General information
- Type: Road (Former road, decommissioned)
- History: Closed to traffic after completion of Kings Avenue bridge. It was then submerged by the filling of Lake Burley Griffin between 1963 and 1964.

Major junctions
- North end: Anzac Parade; Reid, Canberra;
- South end: King Edward Terrace; Parkes, Canberra;

Location(s)
- District: Canberra Central

Highway system
- Highways in Australia; National Highway • Freeways in Australia; Road infrastructure in Canberra;

= Scott's Crossing Road =

Scott's Crossing Road was a former roadway connecting north and south Canberra, across the Molonglo River floodplain. It was named after John Scott, who was an early settler in the region, and whose homestead was located at its southern end. It was submerged by the filling of Lake Burley Griffin.

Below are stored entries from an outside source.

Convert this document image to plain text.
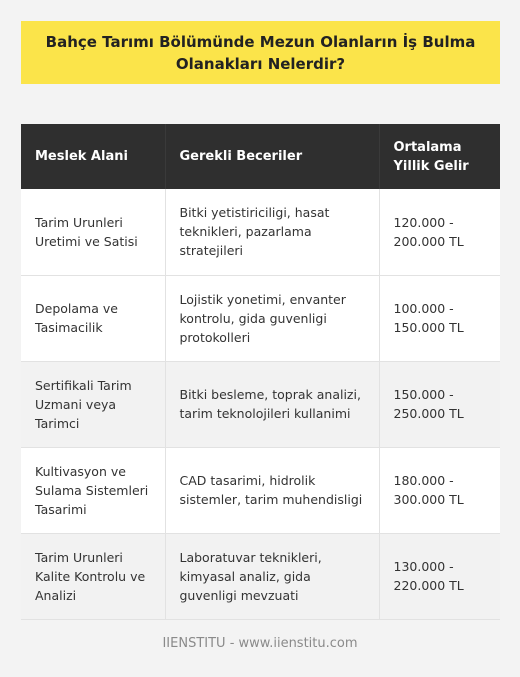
Bahçe Tarımı Bölümünde Mezun Olanların İş Bulma Olanakları Nelerdir?
Meslek Alani	Gerekli Beceriler	Ortalama Yillik Gelir
Tarim Urunleri Uretimi ve Satisi	Bitki yetistiriciligi, hasat teknikleri, pazarlama stratejileri	120.000 - 200.000 TL
Depolama ve Tasimacilik	Lojistik yonetimi, envanter kontrolu, gida guvenligi protokolleri	100.000 - 150.000 TL
Sertifikali Tarim Uzmani veya Tarimci	Bitki besleme, toprak analizi, tarim teknolojileri kullanimi	150.000 - 250.000 TL
Kultivasyon ve Sulama Sistemleri Tasarimi	CAD tasarimi, hidrolik sistemler, tarim muhendisligi	180.000 - 300.000 TL
Tarim Urunleri Kalite Kontrolu ve Analizi	Laboratuvar teknikleri, kimyasal analiz, gida guvenligi mevzuati	130.000 - 220.000 TL
IIENSTITU - www.iienstitu.com
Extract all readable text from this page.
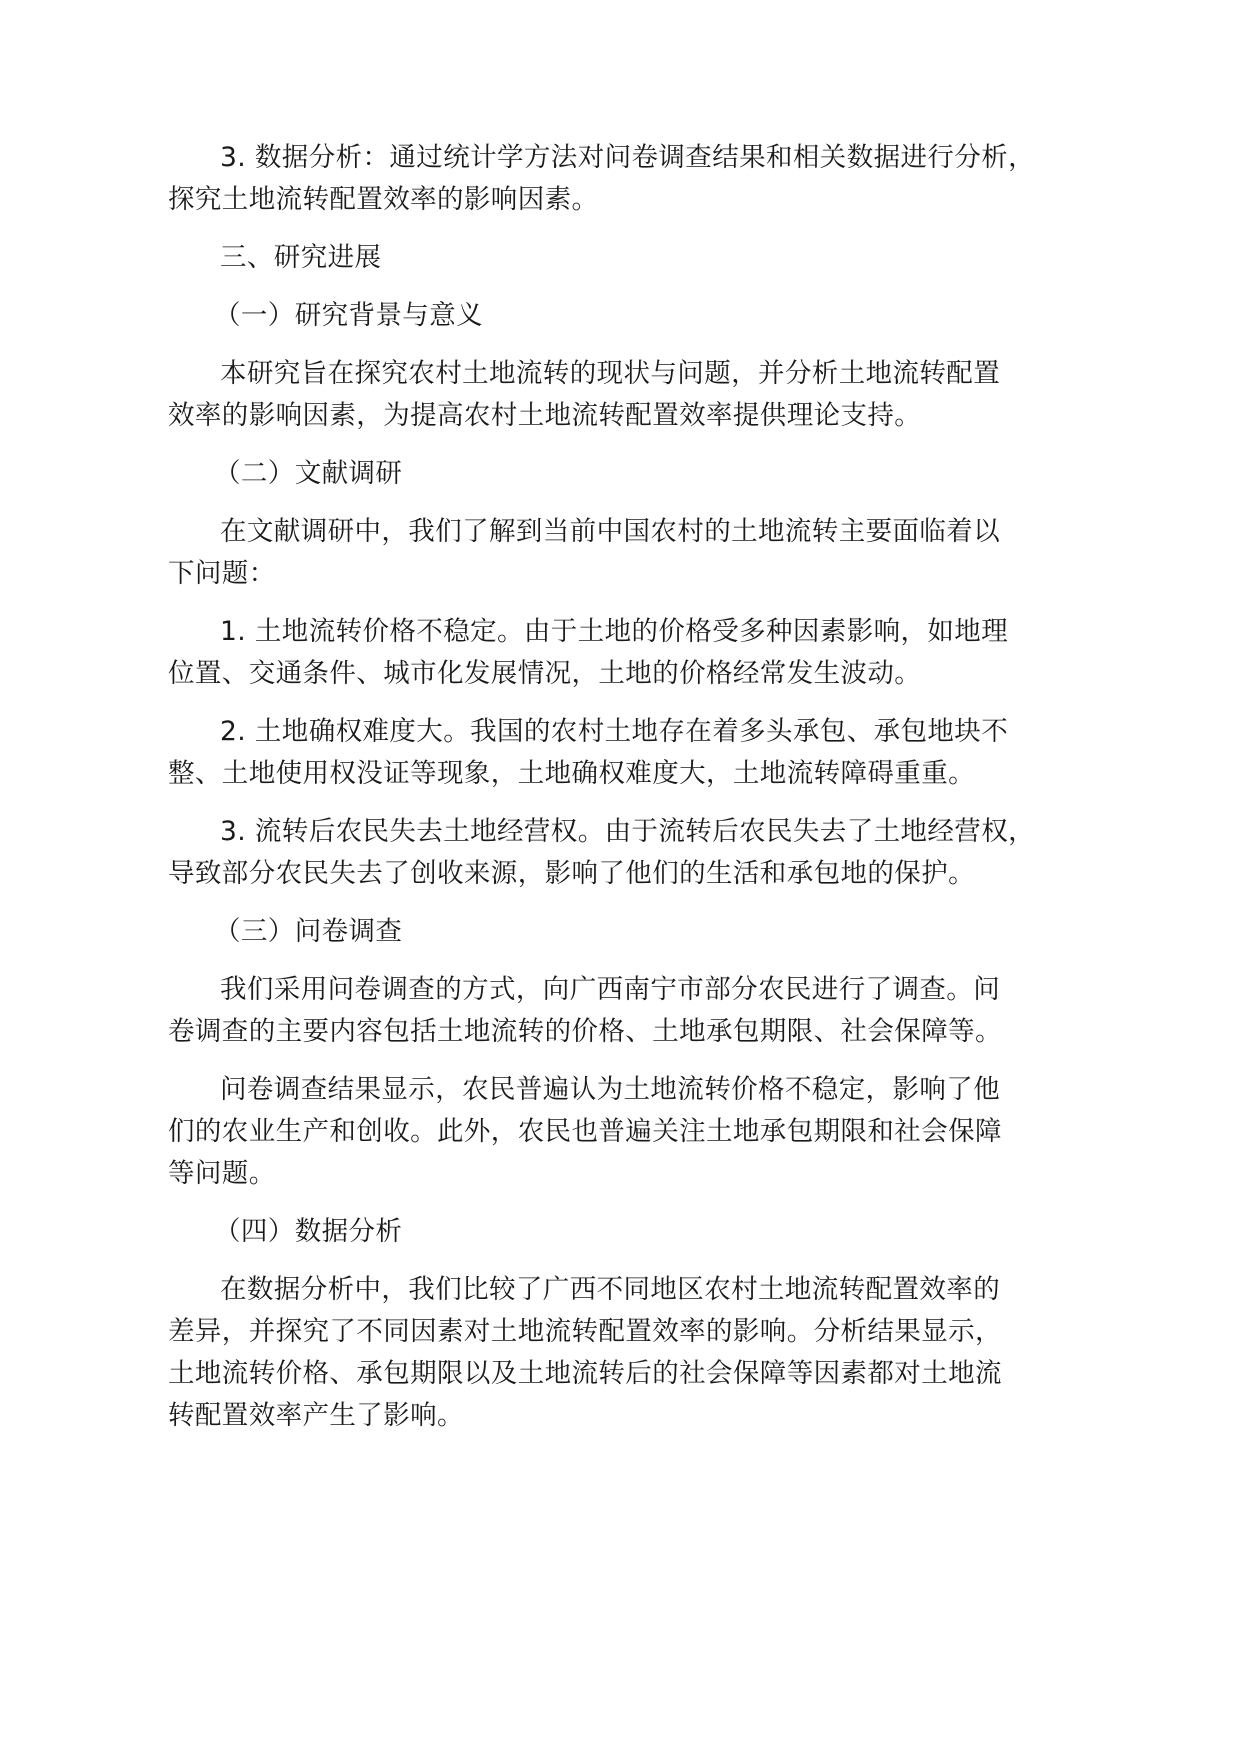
3. 数据分析：通过统计学方法对问卷调查结果和相关数据进行分析，

探究土地流转配置效率的影响因素。

三、研究进展

（一）研究背景与意义

本研究旨在探究农村土地流转的现状与问题，并分析土地流转配置

效率的影响因素，为提高农村土地流转配置效率提供理论支持。

（二）文献调研

在文献调研中，我们了解到当前中国农村的土地流转主要面临着以

下问题：

1. 土地流转价格不稳定。由于土地的价格受多种因素影响，如地理

位置、交通条件、城市化发展情况，土地的价格经常发生波动。

2. 土地确权难度大。我国的农村土地存在着多头承包、承包地块不

整、土地使用权没证等现象，土地确权难度大，土地流转障碍重重。

3. 流转后农民失去土地经营权。由于流转后农民失去了土地经营权，

导致部分农民失去了创收来源，影响了他们的生活和承包地的保护。

（三）问卷调查

我们采用问卷调查的方式，向广西南宁市部分农民进行了调查。问

卷调查的主要内容包括土地流转的价格、土地承包期限、社会保障等。

问卷调查结果显示，农民普遍认为土地流转价格不稳定，影响了他

们的农业生产和创收。此外，农民也普遍关注土地承包期限和社会保障

等问题。

（四）数据分析

在数据分析中，我们比较了广西不同地区农村土地流转配置效率的

差异，并探究了不同因素对土地流转配置效率的影响。分析结果显示，

土地流转价格、承包期限以及土地流转后的社会保障等因素都对土地流

转配置效率产生了影响。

There is also a street within the Canberra CBD, named Scotts Crossing. This road is also named for John Scott and for the former crossing across the Molonglo.

==History==
Scott's Crossing Road was a road in the Canberra region that formed a link across the Molonglo River floodplain, and it was used to link the area on the southern side of the river to the north. It was named for John Scott, an early settler, whose homestead once stood where the National Gallery of Australia is located at the southern end of the road. Blundell's Cottage was located at the northern end and was preserved after the flooding of Lake Burley Griffin as a museum. Another historic building, St John the Baptist Church, is also located at the northern end of this former road. Originally a ford crossed the river, and it was known variously as "Scott's Crossing", "Church Ford", or "The Molonglo Ford". In March 1928 it was proposed that a low-level bridge be erected as the crossing was dangerous after heavy rains. The new bridge was completed in January 1929, and the length of Scott's Crossing Road was sealed within the following weeks, as part of a citywide road improvement scheme. Scott's Crossing Road was closed upon completion of Kings Avenue bridge, and submerged by the filling of Lake Burley Griffin between 1963 and 1964.